By April of this year, Uber's CTO Praveen Neppalli Naga had a problem. His engineers had embraced AI coding tools with exactly the kind of enthusiasm you would expect from a company that prides itself on moving fast. Claude Code, Cursor, the works. Productivity was up. The tools were good. Really good.
And then someone looked at the bill.
Uber had burned through its entire 2026 AI budget by April. Four months into the year, with eight months still to go. Individual engineers were running up between $500 and $2,000 a month in API costs. Nobody had modeled what that looked like across thousands of engineers. There were no real-time caps. No governance layer watching what was happening. Just a lot of very productive engineers and a budget that quietly disappeared while everyone was celebrating the productivity gains.
"I'm back to the drawing board," Naga told The Information, "because the budget I thought I would need is blown away already."

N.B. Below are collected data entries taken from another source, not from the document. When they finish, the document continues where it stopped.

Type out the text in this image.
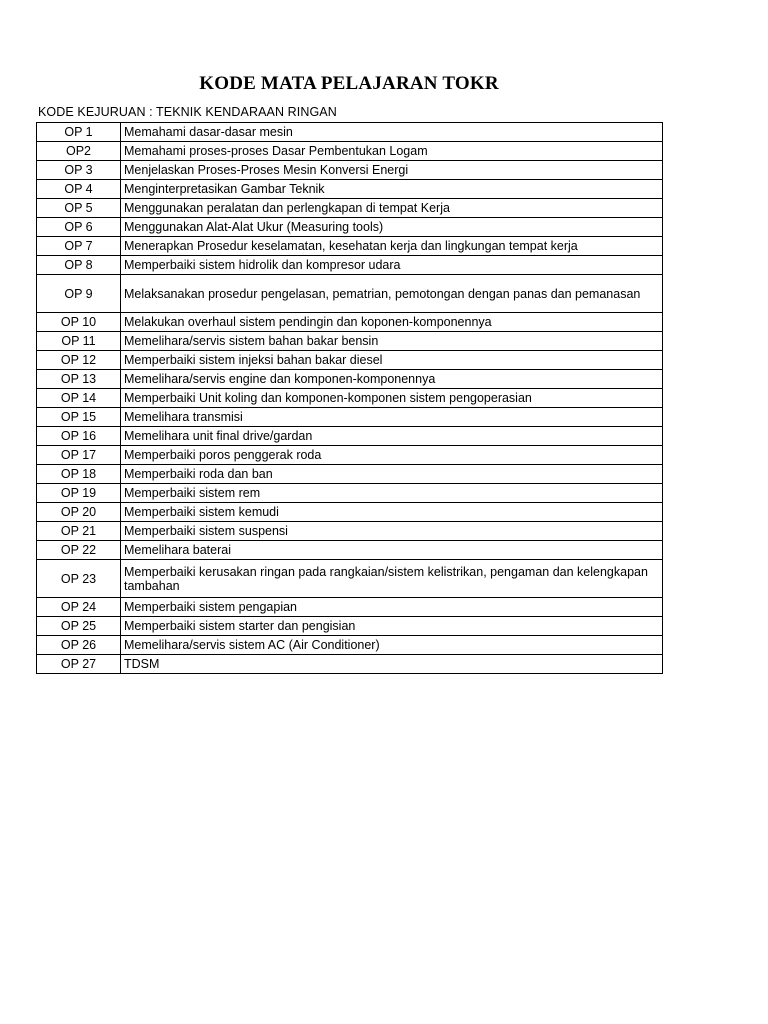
KODE MATA PELAJARAN TOKR
KODE KEJURUAN : TEKNIK KENDARAAN RINGAN
OP 1	Memahami dasar-dasar mesin
OP2	Memahami proses-proses Dasar Pembentukan Logam
OP 3	Menjelaskan Proses-Proses Mesin Konversi Energi
OP 4	Menginterpretasikan Gambar Teknik
OP 5	Menggunakan peralatan dan perlengkapan di tempat Kerja
OP 6	Menggunakan Alat-Alat Ukur (Measuring tools)
OP 7	Menerapkan Prosedur keselamatan, kesehatan kerja dan lingkungan tempat kerja
OP 8	Memperbaiki sistem hidrolik dan kompresor udara
OP 9	Melaksanakan prosedur pengelasan, pematrian, pemotongan dengan panas dan pemanasan
OP 10	Melakukan overhaul sistem pendingin dan koponen-komponennya
OP 11	Memelihara/servis sistem bahan bakar bensin
OP 12	Memperbaiki sistem injeksi bahan bakar diesel
OP 13	Memelihara/servis engine dan komponen-komponennya
OP 14	Memperbaiki Unit koling dan komponen-komponen sistem pengoperasian
OP 15	Memelihara transmisi
OP 16	Memelihara unit final drive/gardan
OP 17	Memperbaiki poros penggerak roda
OP 18	Memperbaiki roda dan ban
OP 19	Memperbaiki sistem rem
OP 20	Memperbaiki sistem kemudi
OP 21	Memperbaiki sistem suspensi
OP 22	Memelihara baterai
OP 23	Memperbaiki kerusakan ringan pada rangkaian/sistem kelistrikan, pengaman dan kelengkapan tambahan
OP 24	Memperbaiki sistem pengapian
OP 25	Memperbaiki sistem starter dan pengisian
OP 26	Memelihara/servis sistem AC (Air Conditioner)
OP 27	TDSM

Uber will be fine. They have the resources to absorb a budget shock and redesign their approach. Most banks and financial services firms I talk to are not Uber. And the version of this story that plays out in a regulated financial institution is not just expensive. It is a compliance event.
This Is Not a Technology Problem
My background is in business development and digital transformation. Together with partners like TribalScale, I have sat across the table from CIOs and CTOs at some of the largest financial services firms in North America. I have seen what they invest in, what they are trying to solve, and more instructively, what happens six months after the enthusiasm of a new program fades and the hard work of actually operationalizing it begins.